Rutte’s path to the secretary general role puts him on a collision course with Russia, as the alliance steels itself against Vladimir Putin’s aggression two years since the full-scale Ukraine invasion. And should former President Donald Trump get back to the Oval Office, the Dutch leader would have to navigate the Republican’s skepticism of NATO and collective security.

Rutte wouldn’t discuss his bid to lead the alliance at this past weekend’s Munich Security Conference gathering world leaders, saying he’d learned his lesson back in October when he suggested he was interested in the job.

“I made the mistake in October talking about, ‘I might be interested in that role’ and then that mushrooms,” he said during a small media scrum. “I shouldn’t have done that, so I decided not to talk about that anymore.”

Rutte has a ways to go before any decision is made. Under NATO rules, the secretary general has to be decided by unanimous consent, meaning that Rutte still has to win the backing of all 31 member nations.

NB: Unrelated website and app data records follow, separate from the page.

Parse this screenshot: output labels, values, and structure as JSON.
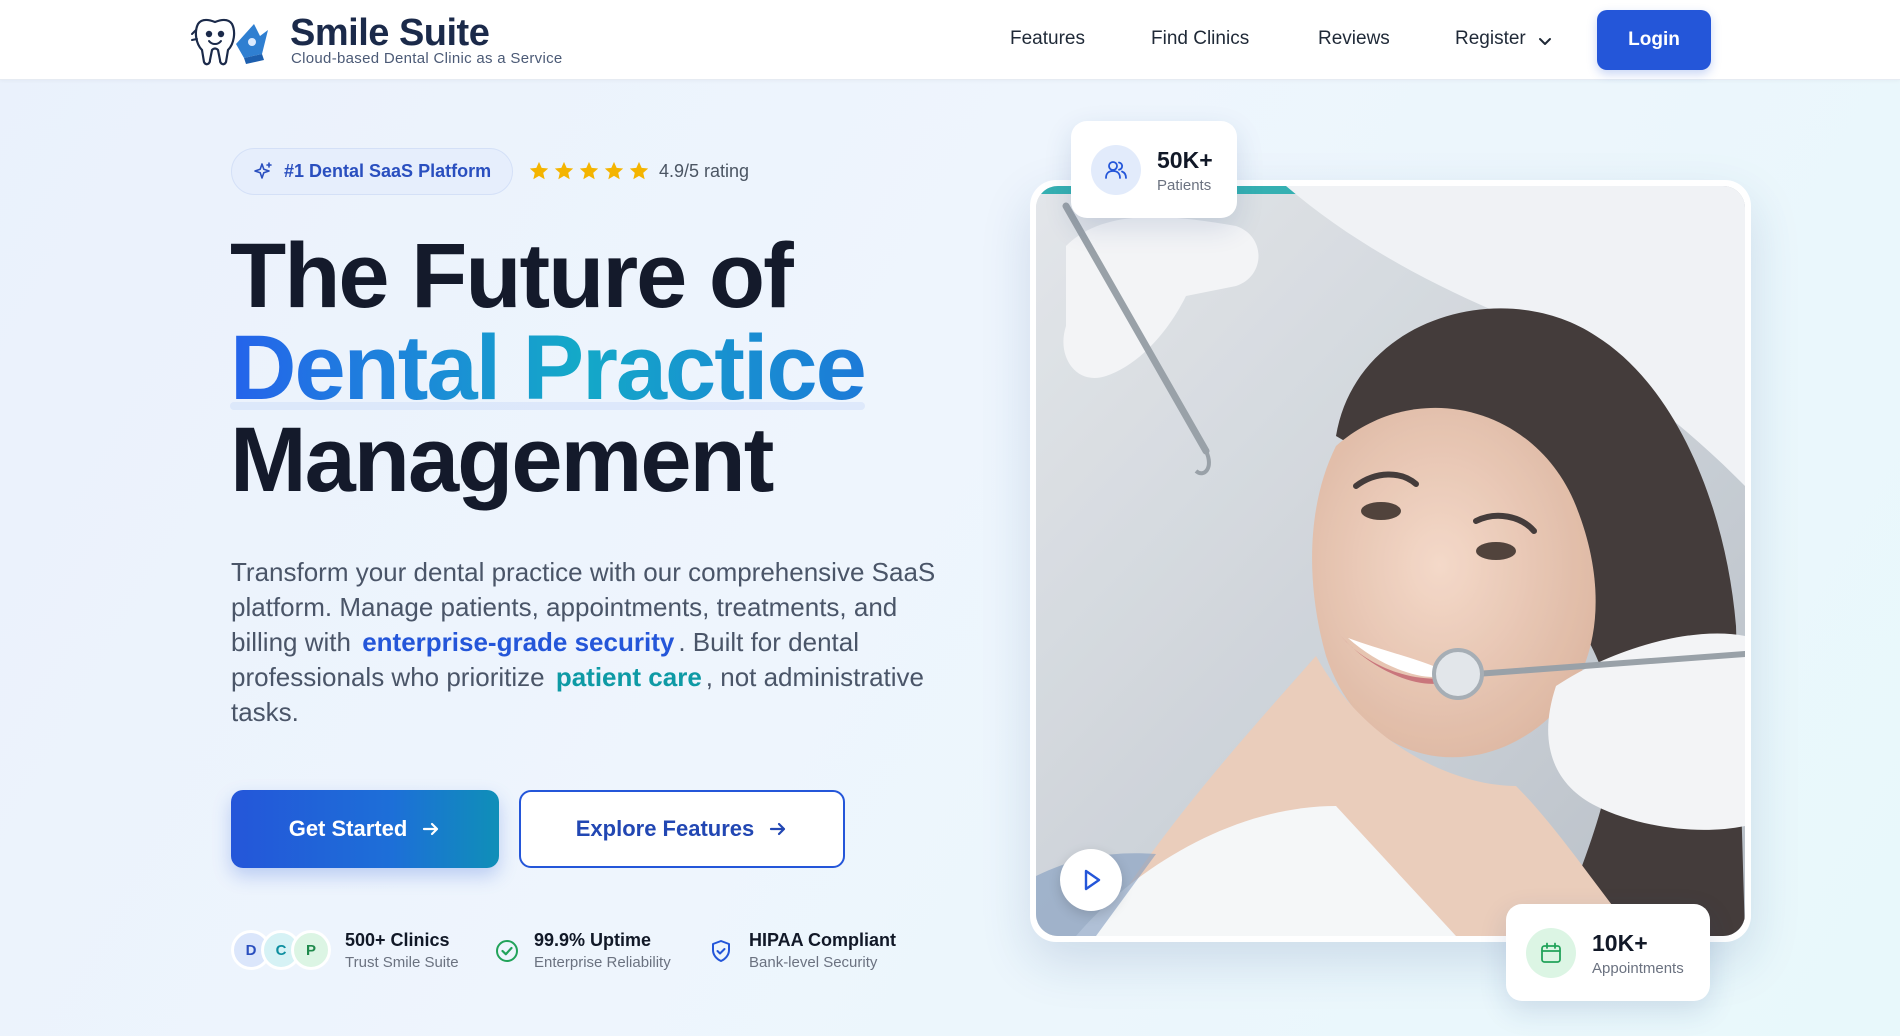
{
  "header": {
    "brand_name": "Smile Suite",
    "brand_tagline": "Cloud-based Dental Clinic as a Service",
    "nav": [
      {
        "label": "Features"
      },
      {
        "label": "Find Clinics"
      },
      {
        "label": "Reviews"
      },
      {
        "label": "Register"
      }
    ],
    "login_label": "Login"
  },
  "hero": {
    "badge_label": "#1 Dental SaaS Platform",
    "rating": {
      "stars": 5,
      "text": "4.9/5 rating"
    },
    "title_line1": "The Future of",
    "title_line2": "Dental Practice",
    "title_line3": "Management",
    "desc_part1": "Transform your dental practice with our comprehensive SaaS platform. Manage patients, appointments, treatments, and billing with",
    "desc_highlight1": "enterprise-grade security",
    "desc_part2": ". Built for dental professionals who prioritize",
    "desc_highlight2": "patient care",
    "desc_part3": ", not administrative tasks.",
    "primary_cta": "Get Started",
    "secondary_cta": "Explore Features"
  },
  "trust": {
    "avatars": [
      "D",
      "C",
      "P"
    ],
    "items": [
      {
        "title": "500+ Clinics",
        "subtitle": "Trust Smile Suite"
      },
      {
        "title": "99.9% Uptime",
        "subtitle": "Enterprise Reliability"
      },
      {
        "title": "HIPAA Compliant",
        "subtitle": "Bank-level Security"
      }
    ]
  },
  "stats": {
    "patients": {
      "value": "50K+",
      "label": "Patients",
      "icon": "users-icon"
    },
    "appointments": {
      "value": "10K+",
      "label": "Appointments",
      "icon": "calendar-icon"
    }
  },
  "colors": {
    "primary": "#2456d9",
    "teal": "#0e9aa5",
    "star": "#f4b400",
    "success": "#22a35a"
  }
}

Any candidate for the job must get through Turkey and Hungary, which have proven the biggest hurdles to accepting new members. Turkey has
reportedly asked for reassurances
before backing Rutte, while Hungary has had longstanding disagreements with the Dutch premier.

Speaking with Dutch television over the weekend, Dutch Chief of Defense Gen. Onno Eichelsheim
said it was
“very likely” that Rutte would get the top job.

Defense spending remains a major concern of the alliance, with countries struggling to hit the decade-old 2 percent of GDP defense spending target that the alliance established in the wake of Russia’s initial invasion of Ukraine in 2014.

This year, 18 of the 31 NATO countries are set to finally meet the 2 percent standard, compared with only seven last year. The Netherlands has yet to reach that mark, but is on track to spend 2 percent this year.

As much as he dodged questions about potentially leading the transatlantic alliance at Munich, Rutte still sounded every bit the presumptive NATO leader. He told reporters in the same scrum that the threat of Russia attacking a NATO country is real, but “the best way to prevent it is to make sure that we have done everything to invest in our defense, making sure that the alliance stays strong.”

Part of that means keeping Washington in the fold, something that outgoing NATO chief Stoltenberg invested plenty of time and energy into ensuring during the Trump years.

With Stoltenberg — who has already had his term extended twice — leaving in October just weeks before the next U.S. presidential election, his successor might face a similar task.

Whoever occupies the White House, NATO will have to contend with what many expect to still be a shooting war in Ukraine, and a push by many Republicans in Washington to leave Kyiv’s war to Europe, refocusing American attention on China in the Indo-Pacific.

One of the big concerns of the alliance in 2024 and beyond is how to work with individual nations that are restocking their warehouses after two years of funneling weapons and equipment to Ukraine, and had previously spent relatively little on defense after the collapse of the Soviet Union.

The alliance has big decisions to make in long-term investments for new, often expensive, precision-guided munitions. It also must strike a balance between calls in Washington to buy American and Europe’s own ambitions to build up the continent’s defense manufacturing capabilities.

Under Rutte, the long-serving Dutch prime minister and one of Europe’s longest-serving leaders, the Netherlands has already committed to send Ukraine 24 of its F-16 fighters — the most of any country — and is helping train Ukrainian pilots. The Dutch military has also sent tanks, artillery systems, ammunition and Patriot air defense systems to Kyiv over the past two years. The government has pledged another $2.1 billion in military and humanitarian aid for Ukraine over the coming year.

Rutte said in Munich that the need for Europe to invest more in its own defense has more to do with Russia than it does who sits in the White House.

“Let’s stop moaning and nagging and whining about Trump,” he said. “We need to invest in our defense expenditure. We need to massively ramp up arms production and then we need to massively do more in support to Ukraine.”